CONCORD, N.H. (AP) - New Hampshire’s highest court said Wednesday that an arbitrator went too far when he said the University of New Hampshire couldn’t fire a professor who changed student evaluations given to a lecturer.
Marco Dorfsman was an associate professor and chair of the Language, Literature and Culture Department at UNH in 2012 when he lowered the evaluations given the lecturer. The university fired him in 2013, saying the actions constituted “moral turpitude.”
Dorfsman and the UNH chapter of the American Association of University Professors grieved the termination and the arbitrator, while agreeing that the conduct met the “moral turpitude” standard, determined the university shouldn’t have fired Dorfsman.
A lower court ruled the arbitrator exceeded his authority and the university was within its authority to fire Dorfsman and the Supreme Court upheld the firing in an opinion released Wednesday.

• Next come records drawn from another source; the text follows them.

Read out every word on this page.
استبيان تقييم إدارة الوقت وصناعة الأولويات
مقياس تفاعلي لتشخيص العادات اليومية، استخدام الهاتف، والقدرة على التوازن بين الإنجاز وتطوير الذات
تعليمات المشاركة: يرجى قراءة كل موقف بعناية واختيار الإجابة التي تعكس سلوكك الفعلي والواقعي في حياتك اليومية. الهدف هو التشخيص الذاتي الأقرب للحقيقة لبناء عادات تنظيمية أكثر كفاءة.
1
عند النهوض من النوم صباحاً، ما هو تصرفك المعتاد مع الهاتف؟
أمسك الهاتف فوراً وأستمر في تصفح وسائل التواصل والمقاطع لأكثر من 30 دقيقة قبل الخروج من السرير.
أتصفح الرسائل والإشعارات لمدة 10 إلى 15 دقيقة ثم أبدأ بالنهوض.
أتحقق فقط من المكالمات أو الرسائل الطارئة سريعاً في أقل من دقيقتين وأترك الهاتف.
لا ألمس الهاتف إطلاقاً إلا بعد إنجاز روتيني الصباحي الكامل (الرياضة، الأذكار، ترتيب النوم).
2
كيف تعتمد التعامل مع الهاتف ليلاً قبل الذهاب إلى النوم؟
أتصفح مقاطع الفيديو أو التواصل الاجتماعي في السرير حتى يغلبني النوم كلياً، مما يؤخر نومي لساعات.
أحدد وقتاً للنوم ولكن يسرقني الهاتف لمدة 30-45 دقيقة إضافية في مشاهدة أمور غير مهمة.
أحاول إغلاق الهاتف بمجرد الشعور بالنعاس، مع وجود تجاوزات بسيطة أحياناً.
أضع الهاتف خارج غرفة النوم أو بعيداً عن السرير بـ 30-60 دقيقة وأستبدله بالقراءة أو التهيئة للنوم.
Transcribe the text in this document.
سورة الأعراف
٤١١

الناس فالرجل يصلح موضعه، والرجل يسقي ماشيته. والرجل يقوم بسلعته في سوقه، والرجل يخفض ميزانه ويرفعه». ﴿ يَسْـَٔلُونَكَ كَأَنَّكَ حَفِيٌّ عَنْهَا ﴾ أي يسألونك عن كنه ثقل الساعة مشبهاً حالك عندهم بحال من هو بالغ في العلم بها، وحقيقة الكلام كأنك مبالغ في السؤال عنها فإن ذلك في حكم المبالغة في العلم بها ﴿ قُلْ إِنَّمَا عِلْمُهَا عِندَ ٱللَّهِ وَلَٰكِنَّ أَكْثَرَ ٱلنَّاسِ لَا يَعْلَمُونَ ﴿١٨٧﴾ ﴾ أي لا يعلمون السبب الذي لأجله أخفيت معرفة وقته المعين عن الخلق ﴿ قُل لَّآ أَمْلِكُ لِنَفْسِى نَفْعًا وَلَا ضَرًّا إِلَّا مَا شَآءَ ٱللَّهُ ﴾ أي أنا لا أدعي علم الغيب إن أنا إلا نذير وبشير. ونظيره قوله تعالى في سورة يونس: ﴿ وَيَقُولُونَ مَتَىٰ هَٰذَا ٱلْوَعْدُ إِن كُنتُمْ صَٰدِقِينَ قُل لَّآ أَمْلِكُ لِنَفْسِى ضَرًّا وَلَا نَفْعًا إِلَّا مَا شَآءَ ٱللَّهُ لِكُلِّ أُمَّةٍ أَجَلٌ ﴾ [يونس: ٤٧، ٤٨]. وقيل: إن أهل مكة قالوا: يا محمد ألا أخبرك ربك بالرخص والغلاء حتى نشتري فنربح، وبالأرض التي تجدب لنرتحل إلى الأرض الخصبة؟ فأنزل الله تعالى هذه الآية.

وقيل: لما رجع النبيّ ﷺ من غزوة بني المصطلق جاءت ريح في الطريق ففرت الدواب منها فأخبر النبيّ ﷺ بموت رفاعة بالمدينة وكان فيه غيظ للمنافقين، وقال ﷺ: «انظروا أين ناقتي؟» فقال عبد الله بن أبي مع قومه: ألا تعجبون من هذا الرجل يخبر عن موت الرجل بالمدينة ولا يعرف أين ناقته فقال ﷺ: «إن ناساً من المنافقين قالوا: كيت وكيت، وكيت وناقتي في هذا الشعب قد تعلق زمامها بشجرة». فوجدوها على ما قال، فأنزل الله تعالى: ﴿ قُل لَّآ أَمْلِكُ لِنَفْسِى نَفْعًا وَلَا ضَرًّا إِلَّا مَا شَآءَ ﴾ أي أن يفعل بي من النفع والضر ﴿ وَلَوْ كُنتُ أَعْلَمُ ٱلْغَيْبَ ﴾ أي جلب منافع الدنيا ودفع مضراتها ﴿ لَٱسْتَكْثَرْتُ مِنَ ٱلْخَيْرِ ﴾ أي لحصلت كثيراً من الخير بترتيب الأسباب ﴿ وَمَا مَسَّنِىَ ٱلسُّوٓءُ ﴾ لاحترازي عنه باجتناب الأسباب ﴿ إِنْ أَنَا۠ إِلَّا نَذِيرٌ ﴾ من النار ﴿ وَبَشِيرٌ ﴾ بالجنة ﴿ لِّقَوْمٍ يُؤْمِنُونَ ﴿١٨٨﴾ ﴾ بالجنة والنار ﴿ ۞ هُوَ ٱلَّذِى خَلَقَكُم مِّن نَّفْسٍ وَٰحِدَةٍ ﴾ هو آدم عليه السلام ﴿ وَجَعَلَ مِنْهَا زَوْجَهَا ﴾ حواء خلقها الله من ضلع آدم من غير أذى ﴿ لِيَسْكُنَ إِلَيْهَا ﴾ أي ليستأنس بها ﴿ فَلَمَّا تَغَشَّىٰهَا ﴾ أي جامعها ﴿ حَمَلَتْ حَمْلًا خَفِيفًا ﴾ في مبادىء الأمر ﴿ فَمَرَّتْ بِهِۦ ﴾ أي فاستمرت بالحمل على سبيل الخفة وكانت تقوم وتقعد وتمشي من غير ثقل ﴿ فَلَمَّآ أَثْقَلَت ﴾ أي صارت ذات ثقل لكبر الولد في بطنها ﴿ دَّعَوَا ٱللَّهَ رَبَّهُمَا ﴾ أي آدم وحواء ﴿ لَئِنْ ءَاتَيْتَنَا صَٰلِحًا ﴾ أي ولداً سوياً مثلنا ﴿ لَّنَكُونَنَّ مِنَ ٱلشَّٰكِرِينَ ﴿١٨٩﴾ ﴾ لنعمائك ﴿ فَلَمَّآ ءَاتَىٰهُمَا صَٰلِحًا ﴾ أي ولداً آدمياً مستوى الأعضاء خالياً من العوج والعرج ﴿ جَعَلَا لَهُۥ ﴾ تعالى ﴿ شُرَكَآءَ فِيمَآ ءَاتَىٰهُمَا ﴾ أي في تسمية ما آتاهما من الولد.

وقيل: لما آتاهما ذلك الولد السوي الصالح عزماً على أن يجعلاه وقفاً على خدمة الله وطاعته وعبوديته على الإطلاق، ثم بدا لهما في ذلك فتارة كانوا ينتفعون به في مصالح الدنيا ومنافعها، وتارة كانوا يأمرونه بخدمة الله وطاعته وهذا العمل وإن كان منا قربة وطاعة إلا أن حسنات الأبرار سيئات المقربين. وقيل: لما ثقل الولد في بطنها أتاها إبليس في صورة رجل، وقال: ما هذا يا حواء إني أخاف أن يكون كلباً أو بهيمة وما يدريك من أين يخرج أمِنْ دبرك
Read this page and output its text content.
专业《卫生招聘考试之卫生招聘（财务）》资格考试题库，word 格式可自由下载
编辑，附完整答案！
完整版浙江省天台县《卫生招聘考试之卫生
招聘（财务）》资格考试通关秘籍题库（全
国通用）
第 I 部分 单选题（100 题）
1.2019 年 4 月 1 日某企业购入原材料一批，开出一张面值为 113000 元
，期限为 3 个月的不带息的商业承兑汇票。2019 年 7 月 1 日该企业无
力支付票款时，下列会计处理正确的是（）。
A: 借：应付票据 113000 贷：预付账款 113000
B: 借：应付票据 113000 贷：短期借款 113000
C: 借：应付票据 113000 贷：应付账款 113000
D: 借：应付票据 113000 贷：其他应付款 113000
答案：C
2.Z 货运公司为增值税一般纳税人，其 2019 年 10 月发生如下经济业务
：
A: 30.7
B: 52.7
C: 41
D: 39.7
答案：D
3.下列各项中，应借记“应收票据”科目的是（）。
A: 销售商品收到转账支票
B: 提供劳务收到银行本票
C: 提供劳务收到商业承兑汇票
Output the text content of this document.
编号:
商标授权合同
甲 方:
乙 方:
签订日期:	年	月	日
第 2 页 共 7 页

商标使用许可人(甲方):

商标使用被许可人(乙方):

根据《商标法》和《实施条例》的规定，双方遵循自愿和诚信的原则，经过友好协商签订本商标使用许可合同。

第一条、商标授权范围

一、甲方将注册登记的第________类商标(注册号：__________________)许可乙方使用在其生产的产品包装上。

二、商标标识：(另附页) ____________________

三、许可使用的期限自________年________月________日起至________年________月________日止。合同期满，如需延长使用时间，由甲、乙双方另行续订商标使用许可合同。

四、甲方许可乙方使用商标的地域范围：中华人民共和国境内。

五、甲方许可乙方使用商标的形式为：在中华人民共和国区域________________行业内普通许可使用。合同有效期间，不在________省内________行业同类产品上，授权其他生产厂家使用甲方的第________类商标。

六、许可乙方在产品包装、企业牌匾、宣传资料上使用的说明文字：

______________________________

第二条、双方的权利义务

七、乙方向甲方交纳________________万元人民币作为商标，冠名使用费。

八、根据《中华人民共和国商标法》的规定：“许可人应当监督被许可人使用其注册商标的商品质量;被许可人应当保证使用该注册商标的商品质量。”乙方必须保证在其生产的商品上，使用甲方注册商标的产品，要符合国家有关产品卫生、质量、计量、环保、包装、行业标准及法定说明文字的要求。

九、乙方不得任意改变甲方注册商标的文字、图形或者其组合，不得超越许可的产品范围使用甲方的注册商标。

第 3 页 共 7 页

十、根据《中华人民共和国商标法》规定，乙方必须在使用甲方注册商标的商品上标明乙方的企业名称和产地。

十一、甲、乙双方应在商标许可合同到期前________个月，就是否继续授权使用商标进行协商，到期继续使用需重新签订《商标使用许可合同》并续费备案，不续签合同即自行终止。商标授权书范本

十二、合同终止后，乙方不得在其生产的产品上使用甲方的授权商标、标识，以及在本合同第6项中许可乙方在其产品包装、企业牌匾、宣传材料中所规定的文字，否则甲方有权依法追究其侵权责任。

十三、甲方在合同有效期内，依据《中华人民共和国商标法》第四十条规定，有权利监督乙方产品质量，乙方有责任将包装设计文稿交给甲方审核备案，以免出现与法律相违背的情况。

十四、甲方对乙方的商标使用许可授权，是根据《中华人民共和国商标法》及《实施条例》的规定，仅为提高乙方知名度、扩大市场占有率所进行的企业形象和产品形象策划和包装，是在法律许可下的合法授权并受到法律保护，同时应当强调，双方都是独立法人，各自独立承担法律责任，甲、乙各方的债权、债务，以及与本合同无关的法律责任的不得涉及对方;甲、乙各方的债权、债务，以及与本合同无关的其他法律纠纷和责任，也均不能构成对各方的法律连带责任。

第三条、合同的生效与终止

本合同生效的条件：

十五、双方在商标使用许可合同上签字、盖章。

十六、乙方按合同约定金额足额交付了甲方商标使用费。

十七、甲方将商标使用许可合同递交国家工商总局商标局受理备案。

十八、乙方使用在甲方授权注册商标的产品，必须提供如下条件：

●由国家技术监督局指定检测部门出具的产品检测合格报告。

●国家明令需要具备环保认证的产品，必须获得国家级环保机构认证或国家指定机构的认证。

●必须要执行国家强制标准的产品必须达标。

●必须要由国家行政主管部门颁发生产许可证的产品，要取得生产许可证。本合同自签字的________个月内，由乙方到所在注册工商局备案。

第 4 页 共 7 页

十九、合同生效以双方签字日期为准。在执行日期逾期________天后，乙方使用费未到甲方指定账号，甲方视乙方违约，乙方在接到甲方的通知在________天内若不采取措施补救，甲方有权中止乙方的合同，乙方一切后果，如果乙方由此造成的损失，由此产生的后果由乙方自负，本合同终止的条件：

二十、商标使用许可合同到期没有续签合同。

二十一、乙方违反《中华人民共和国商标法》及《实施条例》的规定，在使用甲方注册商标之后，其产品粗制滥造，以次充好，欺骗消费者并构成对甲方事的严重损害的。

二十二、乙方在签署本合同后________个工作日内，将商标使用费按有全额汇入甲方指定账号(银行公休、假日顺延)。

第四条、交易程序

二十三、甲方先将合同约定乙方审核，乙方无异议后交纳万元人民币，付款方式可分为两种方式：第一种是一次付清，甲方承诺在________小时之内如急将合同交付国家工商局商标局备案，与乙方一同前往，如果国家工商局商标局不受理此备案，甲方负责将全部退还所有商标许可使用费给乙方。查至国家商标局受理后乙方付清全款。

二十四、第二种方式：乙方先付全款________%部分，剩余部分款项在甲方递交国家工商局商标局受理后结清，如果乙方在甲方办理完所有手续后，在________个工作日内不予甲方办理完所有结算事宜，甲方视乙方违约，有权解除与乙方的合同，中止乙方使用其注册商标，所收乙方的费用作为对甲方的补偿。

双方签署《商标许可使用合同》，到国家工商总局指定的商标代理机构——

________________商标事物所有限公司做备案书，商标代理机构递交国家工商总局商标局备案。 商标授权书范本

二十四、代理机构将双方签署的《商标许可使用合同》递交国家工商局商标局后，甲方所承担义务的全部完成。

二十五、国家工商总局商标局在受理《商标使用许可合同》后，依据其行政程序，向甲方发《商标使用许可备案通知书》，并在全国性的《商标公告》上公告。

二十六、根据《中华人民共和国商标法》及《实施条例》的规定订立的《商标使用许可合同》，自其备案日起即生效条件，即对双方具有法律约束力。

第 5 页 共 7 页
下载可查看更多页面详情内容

The Supreme Court noted that the union’s collective bargaining agreement said if charges involving moral turpitude are sustained, the union member can be terminated immediately.
“The arbitrator may not rewrite the labor contract,” the court wrote.
Dorfsman’s lawyer immediately returned calls seeking comment. A number listed in his name in Little Rock, Arkansas, was out of service.
A spokeswoman for UNH said the university was pleased with the court’s ruling.
“We believed from day one that the university was well within its authority to dismiss him,” said Erika Mantz.